Вот же несносная! Светлые брови нахмурились.
— Я не могу вспомнить, о чем вы вчера говорили? — простонала Ирма, спешно меняя тему, — витязь, очевидно, разгневался и, кажется, размышлял, не метнуться ли вниз и не оттаскать ли девчонку за уши. Громко говорить у Ирмы не получалось — голова раскалывалась, будто вчера женщина перебрала алкоголя, но она же не пила? Только чай, только травяной чай Сары у Льва Абрамовича. — Говорили: пришла Сама? Кто она? Кто пришла Сама? Сама — темная… ужасная…
— Тебе показалось, Ирма. Лев Абрамович говорил, что выловил сома. На рыбалке. Темного со-ма-а… ужасного… — И Тайтингиль, отступив на полшага, широко размахнул руками; победа еврея-гнома над чудищем лохнесских размеров показалась Ирме сомнительной, но эльф смотрел столь уверенно…
— Я все же в душ. — Женщина искательно дернулась, собираясь забрать с пола и стула у кровати свою одежду, но Тайтингиль снова оказался рядом.
Посмотрел прямо в глаза, вглубь — тревожно, неоднозначно. Снова провел пальцами по губам — и отступил.
Ирма медленно, по шажочку, пошла прочь… Остановилась, оглянулась.
Витязь стоял прямо, глядя на нее неотрывно.
Ирма отвернулась окончательно и прыснула вниз по лестнице.
* * *
Помимо двух покамест укрытых чехлами комплектов одежды, сшитой — невероятно — Беспрозванными за остаток ночи, на кухне материализовались несколько упаковок мацы, пакеты с орехами, банки с медом. Все это выглядело как-то особенно — словно появилось из элитных магазинов экопродуктов, о которых продвинутая Ирма почему-то никогда не слышала.

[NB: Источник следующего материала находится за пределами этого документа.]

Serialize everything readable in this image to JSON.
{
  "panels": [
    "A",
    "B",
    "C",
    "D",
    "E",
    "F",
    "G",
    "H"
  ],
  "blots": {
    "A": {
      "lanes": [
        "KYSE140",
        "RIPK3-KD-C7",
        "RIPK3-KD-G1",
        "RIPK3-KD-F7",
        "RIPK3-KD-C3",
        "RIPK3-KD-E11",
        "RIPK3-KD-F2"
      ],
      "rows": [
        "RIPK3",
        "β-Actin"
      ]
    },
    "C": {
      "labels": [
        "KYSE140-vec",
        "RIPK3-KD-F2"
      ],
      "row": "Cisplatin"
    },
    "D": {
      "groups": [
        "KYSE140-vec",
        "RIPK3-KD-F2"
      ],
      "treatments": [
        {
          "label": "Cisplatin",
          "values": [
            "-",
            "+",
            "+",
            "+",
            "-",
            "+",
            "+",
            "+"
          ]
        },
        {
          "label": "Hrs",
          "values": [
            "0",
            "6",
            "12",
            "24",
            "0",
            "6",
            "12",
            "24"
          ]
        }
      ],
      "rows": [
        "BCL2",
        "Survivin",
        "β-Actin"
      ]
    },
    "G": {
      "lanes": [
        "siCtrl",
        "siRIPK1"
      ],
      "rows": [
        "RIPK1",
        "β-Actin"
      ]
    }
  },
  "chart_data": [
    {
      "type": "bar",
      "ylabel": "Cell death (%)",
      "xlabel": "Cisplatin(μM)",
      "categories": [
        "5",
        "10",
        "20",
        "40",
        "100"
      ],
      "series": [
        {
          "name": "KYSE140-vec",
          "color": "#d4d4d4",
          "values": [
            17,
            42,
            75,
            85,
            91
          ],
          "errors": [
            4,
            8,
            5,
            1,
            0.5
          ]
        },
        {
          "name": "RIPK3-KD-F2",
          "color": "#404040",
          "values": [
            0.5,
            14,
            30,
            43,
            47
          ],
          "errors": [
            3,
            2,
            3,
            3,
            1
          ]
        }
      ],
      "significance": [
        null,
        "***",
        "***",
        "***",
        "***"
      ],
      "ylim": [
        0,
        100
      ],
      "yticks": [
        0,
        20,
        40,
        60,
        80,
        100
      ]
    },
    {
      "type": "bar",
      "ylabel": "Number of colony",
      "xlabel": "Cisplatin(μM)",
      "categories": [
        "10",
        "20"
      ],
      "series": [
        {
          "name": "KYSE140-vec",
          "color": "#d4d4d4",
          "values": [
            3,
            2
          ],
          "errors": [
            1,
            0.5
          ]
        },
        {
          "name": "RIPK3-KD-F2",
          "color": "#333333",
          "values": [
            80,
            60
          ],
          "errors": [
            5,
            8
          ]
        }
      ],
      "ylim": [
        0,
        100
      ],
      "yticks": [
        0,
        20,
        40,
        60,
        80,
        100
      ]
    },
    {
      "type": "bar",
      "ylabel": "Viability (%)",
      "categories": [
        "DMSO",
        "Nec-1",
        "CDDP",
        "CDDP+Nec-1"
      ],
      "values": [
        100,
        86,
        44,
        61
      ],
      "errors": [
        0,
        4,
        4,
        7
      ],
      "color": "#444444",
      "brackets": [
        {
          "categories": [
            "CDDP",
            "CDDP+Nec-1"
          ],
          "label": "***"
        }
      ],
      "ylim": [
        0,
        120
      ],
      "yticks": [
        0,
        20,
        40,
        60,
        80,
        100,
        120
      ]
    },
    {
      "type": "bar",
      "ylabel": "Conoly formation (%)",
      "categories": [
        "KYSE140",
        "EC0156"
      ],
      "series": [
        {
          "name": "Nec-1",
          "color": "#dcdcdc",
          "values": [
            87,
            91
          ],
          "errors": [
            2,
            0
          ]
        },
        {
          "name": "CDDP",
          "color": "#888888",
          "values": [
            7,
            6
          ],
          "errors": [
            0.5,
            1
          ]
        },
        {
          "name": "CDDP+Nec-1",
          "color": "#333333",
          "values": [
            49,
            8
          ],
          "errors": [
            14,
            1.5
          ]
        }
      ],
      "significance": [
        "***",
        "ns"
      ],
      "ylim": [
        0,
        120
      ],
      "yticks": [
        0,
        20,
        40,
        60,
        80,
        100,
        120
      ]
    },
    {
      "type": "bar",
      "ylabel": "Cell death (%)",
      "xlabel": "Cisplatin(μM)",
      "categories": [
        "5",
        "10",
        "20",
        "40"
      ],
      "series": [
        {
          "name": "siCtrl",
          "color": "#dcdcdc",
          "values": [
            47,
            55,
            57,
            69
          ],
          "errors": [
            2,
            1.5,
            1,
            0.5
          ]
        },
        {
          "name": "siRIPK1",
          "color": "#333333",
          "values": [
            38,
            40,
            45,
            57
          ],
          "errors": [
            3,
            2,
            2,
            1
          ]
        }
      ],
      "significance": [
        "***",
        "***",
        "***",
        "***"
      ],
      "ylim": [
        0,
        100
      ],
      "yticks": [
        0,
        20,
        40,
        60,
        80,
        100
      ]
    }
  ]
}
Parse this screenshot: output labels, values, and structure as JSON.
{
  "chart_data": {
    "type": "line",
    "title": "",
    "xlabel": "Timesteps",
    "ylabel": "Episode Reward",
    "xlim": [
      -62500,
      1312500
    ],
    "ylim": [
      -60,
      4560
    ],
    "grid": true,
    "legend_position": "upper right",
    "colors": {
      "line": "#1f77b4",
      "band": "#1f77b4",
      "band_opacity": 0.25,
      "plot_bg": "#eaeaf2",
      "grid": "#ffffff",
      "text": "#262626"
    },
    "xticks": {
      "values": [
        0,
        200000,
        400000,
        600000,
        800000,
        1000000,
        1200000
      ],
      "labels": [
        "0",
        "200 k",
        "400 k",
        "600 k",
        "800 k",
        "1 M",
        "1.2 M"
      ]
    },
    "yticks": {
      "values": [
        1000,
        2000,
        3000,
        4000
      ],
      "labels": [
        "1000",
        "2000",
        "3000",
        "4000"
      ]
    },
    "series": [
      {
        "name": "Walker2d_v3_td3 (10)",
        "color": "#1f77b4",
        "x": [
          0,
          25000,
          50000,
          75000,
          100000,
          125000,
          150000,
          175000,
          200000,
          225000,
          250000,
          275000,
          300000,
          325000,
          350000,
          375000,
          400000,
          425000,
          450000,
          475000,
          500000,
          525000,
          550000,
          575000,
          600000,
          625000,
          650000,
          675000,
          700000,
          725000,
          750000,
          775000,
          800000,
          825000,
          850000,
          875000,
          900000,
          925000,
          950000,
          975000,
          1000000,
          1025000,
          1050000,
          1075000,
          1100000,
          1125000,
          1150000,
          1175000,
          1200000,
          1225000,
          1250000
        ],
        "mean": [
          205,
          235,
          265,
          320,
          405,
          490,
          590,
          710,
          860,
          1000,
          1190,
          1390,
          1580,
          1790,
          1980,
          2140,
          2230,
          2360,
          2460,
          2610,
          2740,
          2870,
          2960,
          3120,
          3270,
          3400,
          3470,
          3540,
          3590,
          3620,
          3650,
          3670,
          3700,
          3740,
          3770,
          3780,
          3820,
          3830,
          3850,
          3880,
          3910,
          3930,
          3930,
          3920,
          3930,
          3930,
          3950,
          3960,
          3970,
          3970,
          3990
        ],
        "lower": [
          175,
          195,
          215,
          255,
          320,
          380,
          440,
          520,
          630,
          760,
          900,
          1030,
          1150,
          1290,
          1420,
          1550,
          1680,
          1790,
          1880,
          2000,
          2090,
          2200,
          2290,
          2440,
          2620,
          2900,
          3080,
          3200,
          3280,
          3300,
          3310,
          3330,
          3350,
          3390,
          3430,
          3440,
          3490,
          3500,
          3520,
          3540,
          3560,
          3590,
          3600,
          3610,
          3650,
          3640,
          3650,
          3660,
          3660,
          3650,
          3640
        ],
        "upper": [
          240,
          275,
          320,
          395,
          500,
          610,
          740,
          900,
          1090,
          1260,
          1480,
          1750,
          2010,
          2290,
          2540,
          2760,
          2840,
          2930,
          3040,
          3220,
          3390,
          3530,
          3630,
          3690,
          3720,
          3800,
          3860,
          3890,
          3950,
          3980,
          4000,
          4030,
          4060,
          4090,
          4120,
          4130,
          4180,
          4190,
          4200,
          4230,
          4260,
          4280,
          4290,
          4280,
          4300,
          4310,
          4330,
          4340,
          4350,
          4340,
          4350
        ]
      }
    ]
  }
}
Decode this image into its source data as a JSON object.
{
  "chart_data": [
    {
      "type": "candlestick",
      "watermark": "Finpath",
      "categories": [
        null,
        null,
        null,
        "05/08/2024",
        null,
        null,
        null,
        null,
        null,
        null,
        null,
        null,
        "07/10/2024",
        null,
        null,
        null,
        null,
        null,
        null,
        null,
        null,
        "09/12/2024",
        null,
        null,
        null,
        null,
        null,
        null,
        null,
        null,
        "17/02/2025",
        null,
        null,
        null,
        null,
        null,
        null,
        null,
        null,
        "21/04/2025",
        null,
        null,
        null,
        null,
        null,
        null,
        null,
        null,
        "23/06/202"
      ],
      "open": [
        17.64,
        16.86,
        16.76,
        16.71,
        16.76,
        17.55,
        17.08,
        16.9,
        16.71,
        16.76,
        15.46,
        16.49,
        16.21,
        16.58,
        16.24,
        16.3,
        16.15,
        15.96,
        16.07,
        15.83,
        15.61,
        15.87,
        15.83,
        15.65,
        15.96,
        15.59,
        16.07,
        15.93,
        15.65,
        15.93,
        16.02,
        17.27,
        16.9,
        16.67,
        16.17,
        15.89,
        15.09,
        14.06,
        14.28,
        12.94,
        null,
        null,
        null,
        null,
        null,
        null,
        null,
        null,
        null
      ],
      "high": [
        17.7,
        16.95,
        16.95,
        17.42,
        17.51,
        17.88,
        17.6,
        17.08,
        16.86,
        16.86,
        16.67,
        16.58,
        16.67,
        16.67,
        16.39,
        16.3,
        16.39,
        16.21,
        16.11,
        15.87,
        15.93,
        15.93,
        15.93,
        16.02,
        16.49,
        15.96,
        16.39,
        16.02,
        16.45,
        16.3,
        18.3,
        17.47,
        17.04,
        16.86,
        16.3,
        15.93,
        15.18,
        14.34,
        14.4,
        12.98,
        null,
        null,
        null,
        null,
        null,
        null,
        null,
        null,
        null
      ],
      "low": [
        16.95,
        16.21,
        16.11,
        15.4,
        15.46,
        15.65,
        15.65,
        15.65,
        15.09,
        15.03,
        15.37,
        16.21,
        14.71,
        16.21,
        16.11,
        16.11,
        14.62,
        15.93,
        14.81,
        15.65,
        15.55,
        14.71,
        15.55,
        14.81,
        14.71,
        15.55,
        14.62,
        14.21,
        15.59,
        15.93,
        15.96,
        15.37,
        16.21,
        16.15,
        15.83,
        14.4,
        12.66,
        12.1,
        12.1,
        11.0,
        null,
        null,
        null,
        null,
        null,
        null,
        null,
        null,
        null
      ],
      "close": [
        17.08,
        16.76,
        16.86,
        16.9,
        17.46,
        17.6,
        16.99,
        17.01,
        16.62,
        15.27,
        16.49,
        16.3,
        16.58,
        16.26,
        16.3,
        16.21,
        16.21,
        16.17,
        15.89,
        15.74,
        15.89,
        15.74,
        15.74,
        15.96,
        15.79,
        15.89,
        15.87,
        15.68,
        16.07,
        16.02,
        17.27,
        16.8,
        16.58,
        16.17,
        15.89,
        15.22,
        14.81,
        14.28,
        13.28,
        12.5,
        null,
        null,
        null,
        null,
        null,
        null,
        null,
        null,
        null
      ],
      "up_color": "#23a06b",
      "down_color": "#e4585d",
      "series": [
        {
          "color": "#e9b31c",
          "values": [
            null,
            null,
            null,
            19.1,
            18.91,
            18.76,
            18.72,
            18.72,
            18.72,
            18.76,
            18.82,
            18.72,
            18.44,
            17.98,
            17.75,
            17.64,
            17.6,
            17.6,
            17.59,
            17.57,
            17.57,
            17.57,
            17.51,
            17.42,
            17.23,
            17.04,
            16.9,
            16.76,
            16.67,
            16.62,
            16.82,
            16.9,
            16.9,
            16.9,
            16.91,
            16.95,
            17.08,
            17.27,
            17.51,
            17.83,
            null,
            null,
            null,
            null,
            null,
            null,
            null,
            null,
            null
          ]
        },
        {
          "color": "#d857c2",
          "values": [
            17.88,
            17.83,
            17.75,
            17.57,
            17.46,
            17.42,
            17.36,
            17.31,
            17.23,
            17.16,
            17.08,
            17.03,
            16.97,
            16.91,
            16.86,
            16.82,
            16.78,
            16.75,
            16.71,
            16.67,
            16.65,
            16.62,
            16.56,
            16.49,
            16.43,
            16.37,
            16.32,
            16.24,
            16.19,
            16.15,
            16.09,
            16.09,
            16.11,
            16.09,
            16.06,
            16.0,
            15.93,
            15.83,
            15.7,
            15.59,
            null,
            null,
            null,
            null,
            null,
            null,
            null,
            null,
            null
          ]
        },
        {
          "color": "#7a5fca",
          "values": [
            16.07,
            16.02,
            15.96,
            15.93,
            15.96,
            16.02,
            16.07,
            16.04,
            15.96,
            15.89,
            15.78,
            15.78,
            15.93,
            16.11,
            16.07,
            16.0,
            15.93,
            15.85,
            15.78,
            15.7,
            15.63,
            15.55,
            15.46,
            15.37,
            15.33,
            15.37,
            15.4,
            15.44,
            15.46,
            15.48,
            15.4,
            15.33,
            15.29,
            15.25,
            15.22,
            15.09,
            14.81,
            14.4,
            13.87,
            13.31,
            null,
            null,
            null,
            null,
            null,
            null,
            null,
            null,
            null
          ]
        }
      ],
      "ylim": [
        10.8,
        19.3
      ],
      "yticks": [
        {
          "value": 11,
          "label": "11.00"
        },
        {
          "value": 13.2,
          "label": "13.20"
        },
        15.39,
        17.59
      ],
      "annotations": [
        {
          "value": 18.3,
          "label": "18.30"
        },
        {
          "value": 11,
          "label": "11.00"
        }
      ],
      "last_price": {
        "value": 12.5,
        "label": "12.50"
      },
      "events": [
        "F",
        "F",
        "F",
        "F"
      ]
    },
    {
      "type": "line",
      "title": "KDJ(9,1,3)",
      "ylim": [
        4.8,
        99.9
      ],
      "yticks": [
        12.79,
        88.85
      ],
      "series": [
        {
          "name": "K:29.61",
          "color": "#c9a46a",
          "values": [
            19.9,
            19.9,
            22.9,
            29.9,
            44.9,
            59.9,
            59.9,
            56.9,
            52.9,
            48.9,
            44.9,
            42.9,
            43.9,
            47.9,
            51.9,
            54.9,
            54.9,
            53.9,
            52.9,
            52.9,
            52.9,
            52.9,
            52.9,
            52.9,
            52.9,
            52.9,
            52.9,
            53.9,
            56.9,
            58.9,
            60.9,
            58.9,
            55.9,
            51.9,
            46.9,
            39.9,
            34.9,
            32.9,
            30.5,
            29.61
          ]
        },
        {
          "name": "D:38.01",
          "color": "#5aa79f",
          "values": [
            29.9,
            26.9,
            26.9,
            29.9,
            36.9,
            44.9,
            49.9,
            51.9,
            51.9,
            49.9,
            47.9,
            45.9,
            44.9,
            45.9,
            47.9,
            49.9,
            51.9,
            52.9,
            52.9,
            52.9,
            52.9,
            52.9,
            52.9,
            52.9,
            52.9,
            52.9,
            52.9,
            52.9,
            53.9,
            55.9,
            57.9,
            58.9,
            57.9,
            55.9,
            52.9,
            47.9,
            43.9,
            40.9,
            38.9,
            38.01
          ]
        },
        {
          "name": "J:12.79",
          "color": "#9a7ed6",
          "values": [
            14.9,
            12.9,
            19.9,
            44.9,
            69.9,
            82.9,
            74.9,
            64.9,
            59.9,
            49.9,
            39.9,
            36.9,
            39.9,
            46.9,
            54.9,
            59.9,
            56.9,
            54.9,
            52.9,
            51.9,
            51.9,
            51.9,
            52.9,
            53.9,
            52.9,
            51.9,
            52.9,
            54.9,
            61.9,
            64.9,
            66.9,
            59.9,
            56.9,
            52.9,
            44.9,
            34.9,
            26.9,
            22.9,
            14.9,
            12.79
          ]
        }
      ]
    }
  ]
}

Она вернулась уже в деловом костюме, накрашенная, но какая-то пришибленная — непонятно чем. Завтракала, наболтав сырых, необжаренных мюсли в молоке. Эльф в синем дяди-Котиковом халате придирчиво обнюхал все, что было на столе, и, хотя Алинка настойчиво предлагала ему бутылочку минералки, взял пару листиков мацы, сломал, макнул в мед.
— Ты все же ешь по утрам! — возопила девушка.
— Иногда, — мягко сказал витязь. — Редко.
— Я к репетитору поеду.
— Тебе к скольки? Ты проспала, — вяло сказала Ирма.
— Ты тоже, — огрызнулась девочка. — Макс заедет за мной. Жду вот, когда мне будет восемнадцать. Обидно, блин: машину ты мне подарила, а ездить не могу до восемнадцати. Таскаюсь на учебу, как лохушка, в автобусе и на метро, пипец же просто.
— Алина, дай мне грамоту вашу, — спокойно сказал Тайтингиль, не обращая внимания на ее излияния. — Если обе вы уйдете, я займусь языками. Мне надо читать.
— Азбуку? Букварь?
— Все равно.
— Поищи детские диски на полках внизу, — все так же заторможенно предложила Ирма. — Я не выбрасывала. Там много всякого. Я же думала… я…
— Мам, ну не надо. Я помню старую песню о главном, что ты хотела еще детей, — сказала Алинка. — И ты сегодня как-то паршиво выглядишь. Дядя Тай, что вы вчера делали с мамой, а? Ай-ай-ай-а-а-а…
— Не усекай имени. — Витязь сурово встряхнул девочку за ухо. — Я не шучу, Алина. Теперь — особо не усекай. Поняла?